Par les enseignants des collèges Romain Rolland d’Ivry-sur-Seine, Jean Macé de Clichy, La Rochefoucauld de la Ferté-sous-Jouarre, Barbara de Stain.
« Apartheid territorial, social, ethnique ». Lors de ses vœux à la presse présentés le 20 janvier, le Premier ministre, Manuel Valls, a employé pour évoquer les quartiers dans lesquels nous enseignons des mots forts, des mots qui choquent. Cet aveu serait-il une soudaine prise de conscience des plus hauts représentants de l’État ?
Suite aux terribles attentats qui ont ému bien au-delà de notre territoire national, politiques et médias se sont inquiétés : notre école laisse trop de jeunes sur le bord du chemin et la laïcité serait en danger.
Comme souvent en pareil cas, nos politiques se hâtent de prendre des mesures superficielles qui semblent prendre les problèmes à bras-le-corps mais ne se réduisent en réalité qu’à des déclarations d’intentions, faute de moyens.

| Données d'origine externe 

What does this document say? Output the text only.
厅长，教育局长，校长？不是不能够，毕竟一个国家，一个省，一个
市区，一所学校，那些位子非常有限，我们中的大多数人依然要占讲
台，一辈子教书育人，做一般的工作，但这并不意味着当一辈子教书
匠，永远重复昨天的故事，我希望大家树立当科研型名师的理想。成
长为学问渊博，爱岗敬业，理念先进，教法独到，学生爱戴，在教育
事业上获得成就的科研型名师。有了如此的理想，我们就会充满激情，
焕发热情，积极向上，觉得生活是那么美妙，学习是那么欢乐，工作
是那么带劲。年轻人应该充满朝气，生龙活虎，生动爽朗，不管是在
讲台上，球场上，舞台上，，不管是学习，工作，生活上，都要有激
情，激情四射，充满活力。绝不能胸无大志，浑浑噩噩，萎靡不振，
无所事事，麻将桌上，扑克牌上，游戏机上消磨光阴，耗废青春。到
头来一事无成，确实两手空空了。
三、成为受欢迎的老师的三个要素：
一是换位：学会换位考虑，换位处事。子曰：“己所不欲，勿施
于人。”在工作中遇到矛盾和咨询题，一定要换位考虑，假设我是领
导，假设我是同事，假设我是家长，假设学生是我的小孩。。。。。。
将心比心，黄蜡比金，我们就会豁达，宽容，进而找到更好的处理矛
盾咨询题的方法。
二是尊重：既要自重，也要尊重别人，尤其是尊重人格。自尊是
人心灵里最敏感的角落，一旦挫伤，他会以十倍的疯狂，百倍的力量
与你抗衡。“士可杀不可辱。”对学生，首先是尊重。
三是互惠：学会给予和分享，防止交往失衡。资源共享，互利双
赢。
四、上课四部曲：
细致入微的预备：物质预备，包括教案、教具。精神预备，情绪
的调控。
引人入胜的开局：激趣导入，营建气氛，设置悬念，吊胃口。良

Aujourd’hui, les enseignants et les parents d’élèves n’en peuvent plus de cet écart coupable entre les discours et les actes. Bien sûr, l’école ne peut pas tout, mais il faut énoncer clairement ce qu’elle peut et doit faire pour sa jeunesse.
Il ne suffit pas de mettre en place un « enseignement moral et civique », car si l’école ne tient pas ses promesses à l’égard des jeunes de ces quartiers, les mots « laïcité » ou « égalité » n’auront aucun sens pour eux. Pire, ils seront synonymes de l’hypocrisie des pouvoirs publics ! Il n’est pas possible de faire adhérer les élèves aux valeurs de la République lorsque l’école, la première institution à laquelle ils sont confrontés, les exclut et ne leur propose rien quand ils sont en difficulté.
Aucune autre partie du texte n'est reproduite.